Home Miami Press Releases 2014 Three Miami Residents Indicted for Alleged Roles in $190 Million Medicare Fraud Scheme

Three Miami Residents Indicted for Alleged Roles in $190 Million Medicare Fraud Scheme

U.S. Department of Justice January 30, 2014
  • Office of Public Affairs (202) 514-2007/TDD (202) 514-1888

Three Miami residents have been indicted for their alleged participation in a $190 million Medicare fraud scheme.

Acting Assistant Attorney General Mythili Raman of the Justice Department’s Criminal Division; U.S. Attorney Wifredo A. Ferrer of the Southern District of Florida; Special Agent in Charge Michael B. Steinbach of the FBI’s Miami Field Office; and Special Agent in Charge Christopher B. Dennis of the U.S. Health and Human Services Office of Inspector General (HHS-OIG) Office of Investigations Miami Office made the announcement after the indictment was unsealed.

On January 28, 2014, a federal grand jury in Miami returned a 10-count indictment charging Nelson Rojas, 43; Roger Bergman, 64; and Rodolfo Santaya, 54, for allegedly participating in a scheme to defraud Medicare by submitting false and fraudulent claims from approximately December 2002 to October 2010.

Rojas was charged with conspiracy to pay and receive bribes and kickbacks in connection with a federal health care program, conspiracy to commit money laundering, two counts of money laundering, and one count of aggravated identity theft. Bergman and Santaya were each charged with conspiracy to commit health care fraud and wire fraud. In addition, Bergman was charged with conspiracy to make false statements relating to health care matters. Santaya was also charged with conspiracy to pay and receive bribes and kickbacks in connection with a federal health care program, as well as two counts of receiving bribes and kickbacks in connection with a federal health care benefit program.

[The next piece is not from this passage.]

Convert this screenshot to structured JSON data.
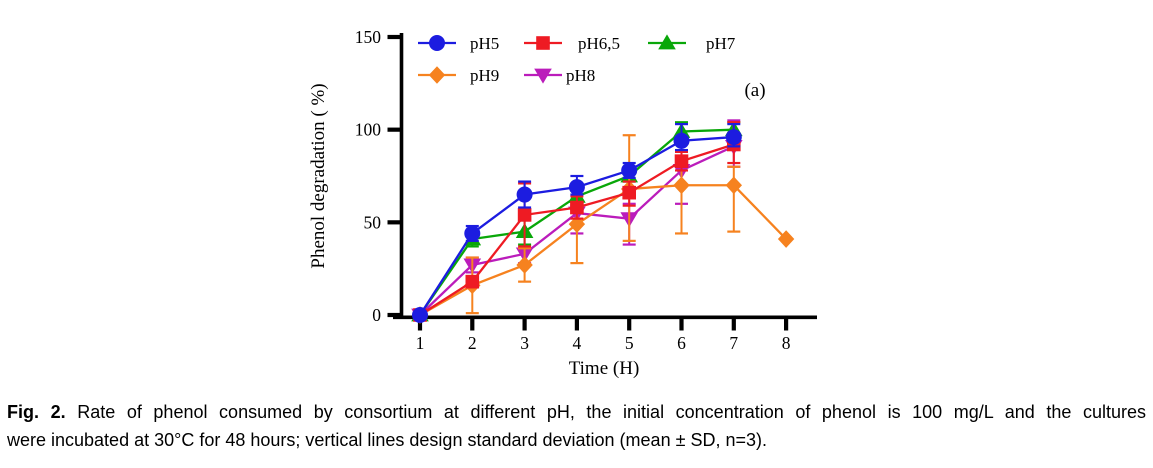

According to the indictment, Rojas, Bergman, and Santaya allegedly participated in a scheme orchestrated by the owners and operators of American Therapeutic Corporation (ATC) and its management company, Medlink Professional Management Group Inc. ATC and Medlink were Florida corporations headquartered in Miami. ATC operated purported partial hospitalization programs (PHPs), a form of intensive treatment for severe mental illness, in seven different locations throughout South Florida. Both corporations have been defunct since October 2010.

The indictment alleges that Bergman was a licensed physician’s assistant who participated in the scheme by, among other things, admitting Medicare beneficiaries to ATC facilities for PHP treatment even though they did not quality for such treatment and falsifying patient records to make it appear as though patients needed, qualified for and actually received legitimate PHP treatment when they did not. The indictment alleges that Santaya served as a patient recruiter who provided ineligible patients to ATC in exchange for kickbacks. The indictment alleges that Rojas was the co-owner of a check cashing business and that he facilitated the payments of bribes and kickbacks from ATC to various patient recruiters.

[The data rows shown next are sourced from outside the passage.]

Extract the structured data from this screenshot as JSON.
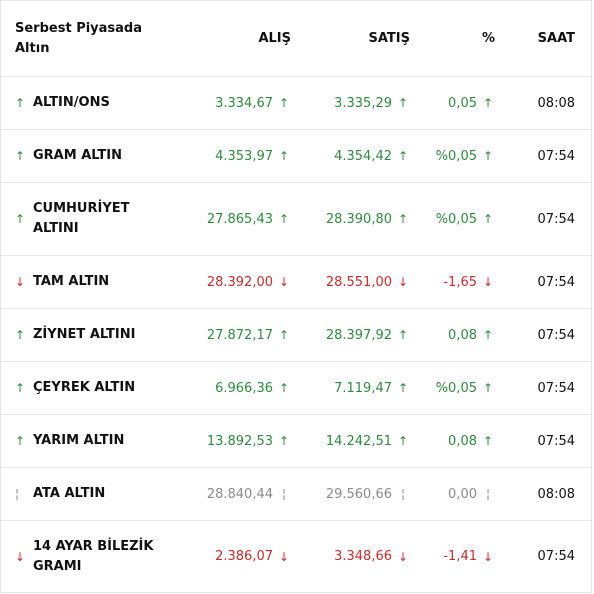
{
  "header": {
    "title_line1": "Serbest Piyasada",
    "title_line2": "Altın",
    "col_alis": "ALIŞ",
    "col_satis": "SATIŞ",
    "col_pct": "%",
    "col_saat": "SAAT"
  },
  "colors": {
    "up": "#2e8b3e",
    "down": "#cc2b2b",
    "flat": "#8a8a8a"
  },
  "rows": [
    {
      "name_line1": "ALTIN/ONS",
      "name_line2": "",
      "alis": "3.334,67",
      "satis": "3.335,29",
      "pct": "0,05",
      "saat": "08:08",
      "dir": "up",
      "name_arrow": "↑",
      "alis_arrow": "↑",
      "satis_arrow": "↑",
      "pct_arrow": "↑"
    },
    {
      "name_line1": "GRAM ALTIN",
      "name_line2": "",
      "alis": "4.353,97",
      "satis": "4.354,42",
      "pct": "%0,05",
      "saat": "07:54",
      "dir": "up",
      "name_arrow": "↑",
      "alis_arrow": "↑",
      "satis_arrow": "↑",
      "pct_arrow": "↑"
    },
    {
      "name_line1": "CUMHURİYET",
      "name_line2": "ALTINI",
      "alis": "27.865,43",
      "satis": "28.390,80",
      "pct": "%0,05",
      "saat": "07:54",
      "dir": "up",
      "name_arrow": "↑",
      "alis_arrow": "↑",
      "satis_arrow": "↑",
      "pct_arrow": "↑"
    },
    {
      "name_line1": "TAM ALTIN",
      "name_line2": "",
      "alis": "28.392,00",
      "satis": "28.551,00",
      "pct": "-1,65",
      "saat": "07:54",
      "dir": "down",
      "name_arrow": "↓",
      "alis_arrow": "↓",
      "satis_arrow": "↓",
      "pct_arrow": "↓"
    },
    {
      "name_line1": "ZİYNET ALTINI",
      "name_line2": "",
      "alis": "27.872,17",
      "satis": "28.397,92",
      "pct": "0,08",
      "saat": "07:54",
      "dir": "up",
      "name_arrow": "↑",
      "alis_arrow": "↑",
      "satis_arrow": "↑",
      "pct_arrow": "↑"
    },
    {
      "name_line1": "ÇEYREK ALTIN",
      "name_line2": "",
      "alis": "6.966,36",
      "satis": "7.119,47",
      "pct": "%0,05",
      "saat": "07:54",
      "dir": "up",
      "name_arrow": "↑",
      "alis_arrow": "↑",
      "satis_arrow": "↑",
      "pct_arrow": "↑"
    },
    {
      "name_line1": "YARIM ALTIN",
      "name_line2": "",
      "alis": "13.892,53",
      "satis": "14.242,51",
      "pct": "0,08",
      "saat": "07:54",
      "dir": "up",
      "name_arrow": "↑",
      "alis_arrow": "↑",
      "satis_arrow": "↑",
      "pct_arrow": "↑"
    },
    {
      "name_line1": "ATA ALTIN",
      "name_line2": "",
      "alis": "28.840,44",
      "satis": "29.560,66",
      "pct": "0,00",
      "saat": "08:08",
      "dir": "flat",
      "name_arrow": "¦",
      "alis_arrow": "¦",
      "satis_arrow": "¦",
      "pct_arrow": "¦"
    },
    {
      "name_line1": "14 AYAR BİLEZİK",
      "name_line2": "GRAMI",
      "alis": "2.386,07",
      "satis": "3.348,66",
      "pct": "-1,41",
      "saat": "07:54",
      "dir": "down",
      "name_arrow": "↓",
      "alis_arrow": "↓",
      "satis_arrow": "↓",
      "pct_arrow": "↓"
    }
  ]
}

ATC, Medlink, and various owners, managers, doctors, therapists, patient brokers, and marketers of ATC and Medlink have pleaded guilty or have been convicted at trial. In September 2011, ATC owner Lawrence Duran was sentenced to 50 years in prison for his role in orchestrating and executing the scheme to defraud Medicare.

The charges and allegations contained in the indictment are merely accusations, and the defendants are presumed innocent unless and until proven guilty.

The case is being investigated by the FBI and HHS-OIG and was brought as part of the Medicare Fraud Strike Force, under the supervision of the Criminal Division’s Fraud Section and the U.S. Attorney’s Office for the Southern District of Florida. The case is being prosecuted by Assistant Chief Robert A. Zink and Trial Attorney Nicholas E. Surmacz.

Since their inception in March 2007, Medicare Fraud Strike Force operations in nine locations have charged more than 1,700 defendants who collectively have falsely billed the Medicare program for more than $5.5 billion. In addition, the HHS Centers for Medicare and Medicaid Services, working in conjunction with the HHS-OIG, are taking steps to increase accountability and decrease the presence of fraudulent providers.